Thank you, Patrick, for your post. It is clear that you have a closer-than-most understanding of what is happening with the homeless. Certainly, giving someone a dollar isn’t going to solve anything long-term, but tell that to the person who is hungry and just wants their next meal.
What is the organization that you mentioned that helps people after they find housing?
Thank you for your comments. I appreciate you sharing.
Just to be clear, I didn’t mean to say or imply that giving money to homeless shouldn’t be done. I think I was actually trying to say that money should be compassionately offered. And there should be help beyond the homeless finding residence too.
I believe this is the service I was mentioning that looks the most promising to me. Just a disclaimer though, I have no direct personal experience with utilizing this service. But I believe that the concept makes more sense than many of the other services out there.
Alon – as someone asked me in group two weeks ago, did this help you at all therapeutically? Do you feel any better having written it out?

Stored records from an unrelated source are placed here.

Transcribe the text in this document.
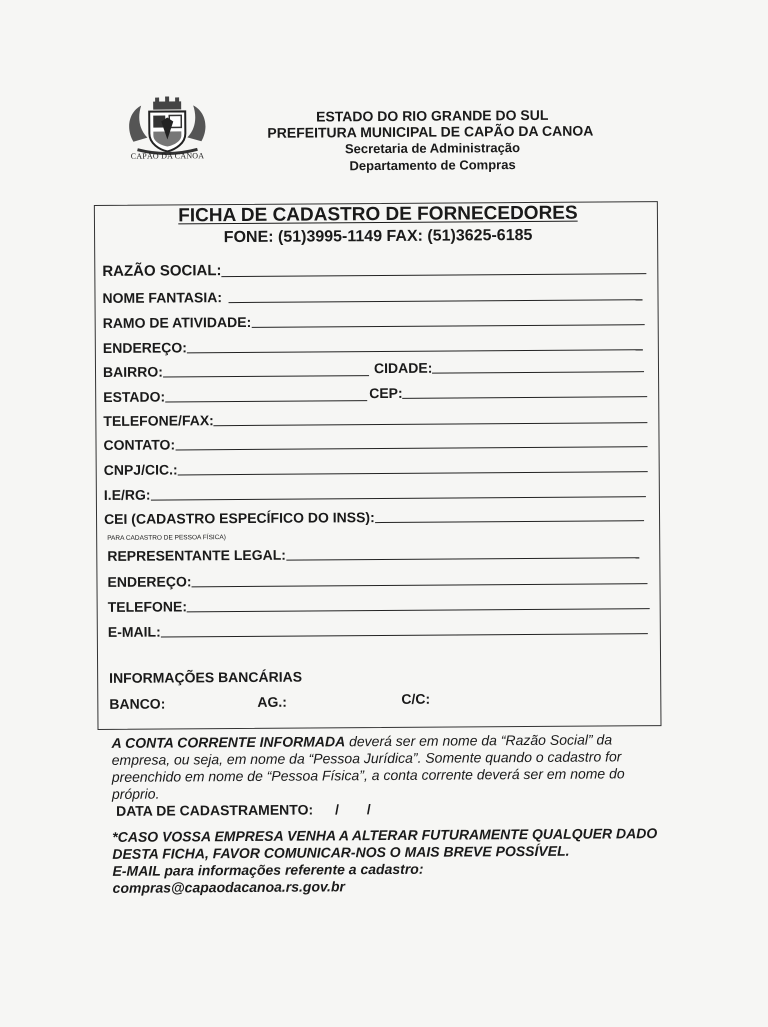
CAPÃO DA CANOA
ESTADO DO RIO GRANDE DO SUL
PREFEITURA MUNICIPAL DE CAPÃO DA CANOA
Secretaria de Administração
Departamento de Compras
FICHA DE CADASTRO DE FORNECEDORES
FONE: (51)3995-1149 FAX: (51)3625-6185
RAZÃO SOCIAL:
NOME FANTASIA:
RAMO DE ATIVIDADE:
ENDEREÇO:
BAIRRO:	CIDADE:
ESTADO:	CEP:
TELEFONE/FAX:
CONTATO:
CNPJ/CIC.:
I.E/RG:
CEI (CADASTRO ESPECÍFICO DO INSS):
PARA CADASTRO DE PESSOA FÍSICA)
REPRESENTANTE LEGAL:
ENDEREÇO:
TELEFONE:
E-MAIL:
INFORMAÇÕES BANCÁRIAS
BANCO:	AG.:	C/C:
A CONTA CORRENTE INFORMADA deverá ser em nome da “Razão Social” da empresa, ou seja, em nome da “Pessoa Jurídica”. Somente quando o cadastro for preenchido em nome de “Pessoa Física”, a conta corrente deverá ser em nome do próprio.
DATA DE CADASTRAMENTO: / /
*CASO VOSSA EMPRESA VENHA A ALTERAR FUTURAMENTE QUALQUER DADO DESTA FICHA, FAVOR COMUNICAR-NOS O MAIS BREVE POSSÍVEL.
E-MAIL para informações referente a cadastro:
compras@capaodacanoa.rs.gov.br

I hope so, because you’re right – we’ve all heard and probably experienced, and perhaps even ignored these issues with belligerent people simply looking for a handout. But like with anyone, All should not be judged by the actions of one. What a touching story about the moment with your son and the old poet. I choose to believe in him, too. Years from now perhaps your son will be inspired by that man.
All any of us want is acceptance, to be seen or heard. I rarely give money when asked but I at least acknowledge that someone asked me with a look, a greeting, something that says “I se you.”. It’s what I look for myself, every day.